I had no clue where the author was headed until page 16, where Angelides identifies his unifying theme that "... historically, bisexuality represents a blind spot in hegemonic discourses of sexuality. Bisexuality has functioned as the structural Other to figurations of sexual identity and has represented the very uncertainty of the hetero/homosexual division." Huh?
Fortunately, the next pages give an outline for the book, which basically breaks down into: (1) frank examination of bisexuality undercuts neat, comfortable ideas about sexual identity; (2) sexologists couldn't fit bisexuality in with their "oppositional" categories of straight and gay; (3) bisexuality trips up Freud's Oedipal complex theories; (4) later psychoanalysts resolved the crisis about heterosexual identity by pathologizing gays in a way that would be more difficult if they were honest about bisexuality; (5) 1970s gay liberation missed the chance to embrace bi as it fought stigma; (6) Michel Foucault, bringing deconstructionist analysis to sexual and power issues, swept away categories that are needed for there to be a bisexual category to talk about; (7) for the most part, modern queer theorists unwittingly buy into the idea you're gay or straight because they rely and build on earlier theories and histories that ignore bisexuality; and (8) modern bisexuals are engaged in community and political organizing, and they should re-assert deconstructionist ideas in the increasingly scientific discourse about sexuality--when that discourse gives short shrift to bisexuality.
I won't swear that the above paragraph accurately captures the book's eight chapters, which I could barely skim.

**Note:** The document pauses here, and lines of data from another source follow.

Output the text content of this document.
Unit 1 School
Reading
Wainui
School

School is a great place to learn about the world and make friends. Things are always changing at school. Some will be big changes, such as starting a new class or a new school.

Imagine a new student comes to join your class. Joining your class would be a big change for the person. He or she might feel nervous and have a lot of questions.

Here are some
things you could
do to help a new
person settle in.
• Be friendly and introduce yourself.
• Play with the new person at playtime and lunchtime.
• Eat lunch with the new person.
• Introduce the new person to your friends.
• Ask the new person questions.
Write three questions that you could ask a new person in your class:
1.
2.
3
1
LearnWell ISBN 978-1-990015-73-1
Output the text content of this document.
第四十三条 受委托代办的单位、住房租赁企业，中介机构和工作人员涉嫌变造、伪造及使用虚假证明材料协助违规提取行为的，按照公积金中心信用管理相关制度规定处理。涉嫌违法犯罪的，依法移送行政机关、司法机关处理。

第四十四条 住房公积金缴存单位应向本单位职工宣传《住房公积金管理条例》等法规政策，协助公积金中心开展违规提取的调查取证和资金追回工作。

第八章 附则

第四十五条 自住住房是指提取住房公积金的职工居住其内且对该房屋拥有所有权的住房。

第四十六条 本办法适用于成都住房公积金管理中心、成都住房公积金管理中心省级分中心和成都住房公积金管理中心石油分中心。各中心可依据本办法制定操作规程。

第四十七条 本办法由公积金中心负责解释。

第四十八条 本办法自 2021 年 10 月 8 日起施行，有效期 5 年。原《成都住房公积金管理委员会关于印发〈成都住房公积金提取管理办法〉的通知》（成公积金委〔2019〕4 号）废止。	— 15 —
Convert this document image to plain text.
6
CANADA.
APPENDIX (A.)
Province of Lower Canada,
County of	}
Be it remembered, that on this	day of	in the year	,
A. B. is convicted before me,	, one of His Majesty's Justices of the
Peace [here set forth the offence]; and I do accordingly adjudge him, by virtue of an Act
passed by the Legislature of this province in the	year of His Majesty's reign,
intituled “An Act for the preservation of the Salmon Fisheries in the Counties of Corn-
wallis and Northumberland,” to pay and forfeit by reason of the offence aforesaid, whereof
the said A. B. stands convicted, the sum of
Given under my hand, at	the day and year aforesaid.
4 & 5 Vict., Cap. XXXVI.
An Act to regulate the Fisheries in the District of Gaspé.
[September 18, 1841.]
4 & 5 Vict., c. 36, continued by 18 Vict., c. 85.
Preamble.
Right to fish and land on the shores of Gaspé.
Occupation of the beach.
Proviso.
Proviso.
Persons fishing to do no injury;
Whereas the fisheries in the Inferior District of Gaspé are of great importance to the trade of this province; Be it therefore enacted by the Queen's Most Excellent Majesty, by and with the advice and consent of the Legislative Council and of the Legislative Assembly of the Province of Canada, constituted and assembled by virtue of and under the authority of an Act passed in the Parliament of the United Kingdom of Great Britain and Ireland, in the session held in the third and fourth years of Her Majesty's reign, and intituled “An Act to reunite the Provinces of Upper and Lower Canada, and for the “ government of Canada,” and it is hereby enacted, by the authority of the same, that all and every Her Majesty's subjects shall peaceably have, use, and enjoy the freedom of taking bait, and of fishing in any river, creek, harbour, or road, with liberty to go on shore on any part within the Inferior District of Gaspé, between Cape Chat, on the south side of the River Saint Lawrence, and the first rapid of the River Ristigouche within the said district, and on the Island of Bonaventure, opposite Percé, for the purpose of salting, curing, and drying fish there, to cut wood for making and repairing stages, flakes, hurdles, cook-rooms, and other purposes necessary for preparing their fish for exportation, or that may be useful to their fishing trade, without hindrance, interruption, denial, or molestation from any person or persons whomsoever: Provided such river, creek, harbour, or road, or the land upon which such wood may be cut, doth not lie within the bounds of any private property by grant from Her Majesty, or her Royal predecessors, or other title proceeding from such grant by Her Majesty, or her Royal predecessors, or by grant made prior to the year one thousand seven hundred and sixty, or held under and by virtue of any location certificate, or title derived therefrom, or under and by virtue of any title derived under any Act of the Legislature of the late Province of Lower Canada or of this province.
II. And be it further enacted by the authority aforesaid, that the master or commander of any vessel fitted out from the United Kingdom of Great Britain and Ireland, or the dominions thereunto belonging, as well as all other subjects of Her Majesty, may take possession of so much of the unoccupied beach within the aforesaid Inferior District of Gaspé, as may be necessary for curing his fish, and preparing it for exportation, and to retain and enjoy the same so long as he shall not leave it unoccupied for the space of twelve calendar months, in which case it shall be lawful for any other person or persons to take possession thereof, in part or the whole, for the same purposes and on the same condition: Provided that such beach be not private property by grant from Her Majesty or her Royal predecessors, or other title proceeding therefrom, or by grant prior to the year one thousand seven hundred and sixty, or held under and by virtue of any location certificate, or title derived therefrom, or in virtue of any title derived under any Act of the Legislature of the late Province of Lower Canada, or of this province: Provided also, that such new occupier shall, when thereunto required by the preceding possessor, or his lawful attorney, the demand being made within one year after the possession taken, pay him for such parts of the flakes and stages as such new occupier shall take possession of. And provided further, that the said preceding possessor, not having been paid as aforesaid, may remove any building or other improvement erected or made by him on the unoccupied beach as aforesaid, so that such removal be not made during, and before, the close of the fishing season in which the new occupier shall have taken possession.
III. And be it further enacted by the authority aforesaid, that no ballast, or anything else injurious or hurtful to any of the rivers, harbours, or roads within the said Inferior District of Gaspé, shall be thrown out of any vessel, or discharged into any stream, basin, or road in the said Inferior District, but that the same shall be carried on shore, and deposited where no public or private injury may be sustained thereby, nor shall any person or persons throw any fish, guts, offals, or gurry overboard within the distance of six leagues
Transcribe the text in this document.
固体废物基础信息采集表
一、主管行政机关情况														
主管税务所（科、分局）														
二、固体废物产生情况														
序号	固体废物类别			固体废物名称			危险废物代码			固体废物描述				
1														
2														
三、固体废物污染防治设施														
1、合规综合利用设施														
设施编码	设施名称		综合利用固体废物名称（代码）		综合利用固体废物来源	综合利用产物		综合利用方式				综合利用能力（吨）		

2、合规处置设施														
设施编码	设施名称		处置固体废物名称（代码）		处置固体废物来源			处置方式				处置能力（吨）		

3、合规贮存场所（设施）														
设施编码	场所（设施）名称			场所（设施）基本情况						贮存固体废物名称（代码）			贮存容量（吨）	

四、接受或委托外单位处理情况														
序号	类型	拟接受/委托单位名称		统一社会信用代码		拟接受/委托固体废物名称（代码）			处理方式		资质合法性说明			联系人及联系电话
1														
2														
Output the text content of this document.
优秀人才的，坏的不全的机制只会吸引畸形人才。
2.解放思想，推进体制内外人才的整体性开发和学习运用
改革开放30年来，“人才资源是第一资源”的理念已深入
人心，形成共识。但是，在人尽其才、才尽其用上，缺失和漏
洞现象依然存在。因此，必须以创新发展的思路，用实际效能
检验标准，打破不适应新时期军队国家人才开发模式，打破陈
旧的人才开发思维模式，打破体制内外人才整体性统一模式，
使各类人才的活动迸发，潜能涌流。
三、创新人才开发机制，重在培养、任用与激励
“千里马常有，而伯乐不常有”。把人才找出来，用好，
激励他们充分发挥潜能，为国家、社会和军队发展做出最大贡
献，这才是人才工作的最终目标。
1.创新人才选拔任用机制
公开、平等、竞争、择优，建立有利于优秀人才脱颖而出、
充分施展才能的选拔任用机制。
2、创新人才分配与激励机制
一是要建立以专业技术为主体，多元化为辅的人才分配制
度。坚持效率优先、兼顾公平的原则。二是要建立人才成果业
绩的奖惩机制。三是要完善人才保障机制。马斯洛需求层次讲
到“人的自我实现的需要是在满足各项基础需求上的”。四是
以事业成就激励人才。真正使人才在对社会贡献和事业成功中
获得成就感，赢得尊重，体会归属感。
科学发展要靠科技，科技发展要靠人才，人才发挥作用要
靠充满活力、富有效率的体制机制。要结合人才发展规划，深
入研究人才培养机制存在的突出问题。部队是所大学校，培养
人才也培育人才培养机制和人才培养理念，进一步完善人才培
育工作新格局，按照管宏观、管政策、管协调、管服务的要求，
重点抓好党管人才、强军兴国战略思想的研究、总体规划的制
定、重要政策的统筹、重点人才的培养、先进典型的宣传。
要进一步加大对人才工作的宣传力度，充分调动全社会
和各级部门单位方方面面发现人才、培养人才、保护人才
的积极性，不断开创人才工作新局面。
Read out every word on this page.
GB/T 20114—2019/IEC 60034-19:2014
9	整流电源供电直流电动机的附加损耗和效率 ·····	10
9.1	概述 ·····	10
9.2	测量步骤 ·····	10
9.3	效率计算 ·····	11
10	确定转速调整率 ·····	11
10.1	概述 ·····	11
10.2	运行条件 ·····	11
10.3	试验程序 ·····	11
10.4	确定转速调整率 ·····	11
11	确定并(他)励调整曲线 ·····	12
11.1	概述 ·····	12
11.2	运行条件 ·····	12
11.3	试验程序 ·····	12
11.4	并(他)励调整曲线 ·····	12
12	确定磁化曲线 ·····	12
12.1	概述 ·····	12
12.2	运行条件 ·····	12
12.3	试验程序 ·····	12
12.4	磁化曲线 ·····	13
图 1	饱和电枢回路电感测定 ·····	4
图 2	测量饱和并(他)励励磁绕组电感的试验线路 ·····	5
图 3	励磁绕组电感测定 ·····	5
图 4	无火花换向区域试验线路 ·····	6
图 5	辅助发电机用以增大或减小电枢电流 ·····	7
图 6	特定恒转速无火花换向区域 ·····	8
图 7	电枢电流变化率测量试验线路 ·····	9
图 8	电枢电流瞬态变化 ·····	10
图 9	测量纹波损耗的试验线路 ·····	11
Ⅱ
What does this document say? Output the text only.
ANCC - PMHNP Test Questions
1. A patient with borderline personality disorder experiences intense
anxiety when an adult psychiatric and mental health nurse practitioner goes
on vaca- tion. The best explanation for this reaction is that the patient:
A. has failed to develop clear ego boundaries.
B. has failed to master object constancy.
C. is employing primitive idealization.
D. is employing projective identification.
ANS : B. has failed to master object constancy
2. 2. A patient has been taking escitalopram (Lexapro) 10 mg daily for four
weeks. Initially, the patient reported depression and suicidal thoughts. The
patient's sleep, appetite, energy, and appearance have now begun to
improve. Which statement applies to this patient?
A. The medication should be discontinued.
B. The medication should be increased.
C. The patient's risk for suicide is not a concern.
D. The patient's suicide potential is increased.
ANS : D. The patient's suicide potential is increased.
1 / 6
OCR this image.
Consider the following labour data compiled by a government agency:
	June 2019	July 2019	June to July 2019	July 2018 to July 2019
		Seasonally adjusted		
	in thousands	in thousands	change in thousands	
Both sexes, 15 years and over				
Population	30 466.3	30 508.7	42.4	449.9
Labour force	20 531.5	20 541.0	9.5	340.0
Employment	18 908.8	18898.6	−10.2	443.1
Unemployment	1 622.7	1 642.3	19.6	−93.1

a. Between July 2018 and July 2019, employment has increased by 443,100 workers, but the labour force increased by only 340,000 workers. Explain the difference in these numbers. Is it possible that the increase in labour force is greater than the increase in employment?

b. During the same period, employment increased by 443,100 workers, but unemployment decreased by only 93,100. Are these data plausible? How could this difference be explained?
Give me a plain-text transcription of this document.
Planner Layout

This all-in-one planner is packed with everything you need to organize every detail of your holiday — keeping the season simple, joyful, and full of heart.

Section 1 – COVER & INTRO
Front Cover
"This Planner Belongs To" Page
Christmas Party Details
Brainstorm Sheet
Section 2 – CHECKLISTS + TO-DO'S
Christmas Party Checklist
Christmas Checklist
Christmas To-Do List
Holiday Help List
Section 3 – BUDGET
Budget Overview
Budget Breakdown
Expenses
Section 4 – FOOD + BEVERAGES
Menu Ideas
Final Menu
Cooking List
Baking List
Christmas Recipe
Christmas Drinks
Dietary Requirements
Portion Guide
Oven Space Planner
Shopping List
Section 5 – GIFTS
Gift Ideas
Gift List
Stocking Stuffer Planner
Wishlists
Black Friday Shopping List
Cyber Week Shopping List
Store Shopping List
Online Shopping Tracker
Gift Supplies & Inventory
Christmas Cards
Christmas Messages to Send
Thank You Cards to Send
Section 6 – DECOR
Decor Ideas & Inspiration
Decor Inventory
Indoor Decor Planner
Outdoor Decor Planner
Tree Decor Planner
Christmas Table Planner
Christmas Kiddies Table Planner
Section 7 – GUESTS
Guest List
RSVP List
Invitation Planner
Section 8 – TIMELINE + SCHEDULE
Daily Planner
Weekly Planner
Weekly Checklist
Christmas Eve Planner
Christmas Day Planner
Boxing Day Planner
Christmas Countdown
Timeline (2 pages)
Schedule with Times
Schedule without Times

If you want to delve into the points above, and see decent summaries of what other scholars have said, check out the book. Strangely, it doesn't mention an interesting and more convincing work published earlier by Kenji Yoshino in the Stanford Law Review on Bisexual Erasure, whose abstract is online.
Now, for fun, some of the language that supports the idea that the author is trying to sound clever rather than to convey information: "In this phallocentric economy of (evolutionary) sameness, then, bisexuality provided the metonymic link between men, women, blacks, and our hermaphroditic ancestors." "As my microanalysis has shown, with the advance of science in the nineteenth century, the evolutionary concept of bisexuality was incorporated into the notion of subjectivity as self-possession." "Symbolic interactionism and social labeling were thus made possible, yet simultaneously constrained, by the emergence of a gay lifestyle and a homogenizing category of homosexual identity." Huh? You can find sentences like these on almost every page.
I wanted a book that explained why, despite anecdotal evidence it's common, so few people study and understand bisexuality or come to grips with its apparent commonness. This isn't that book.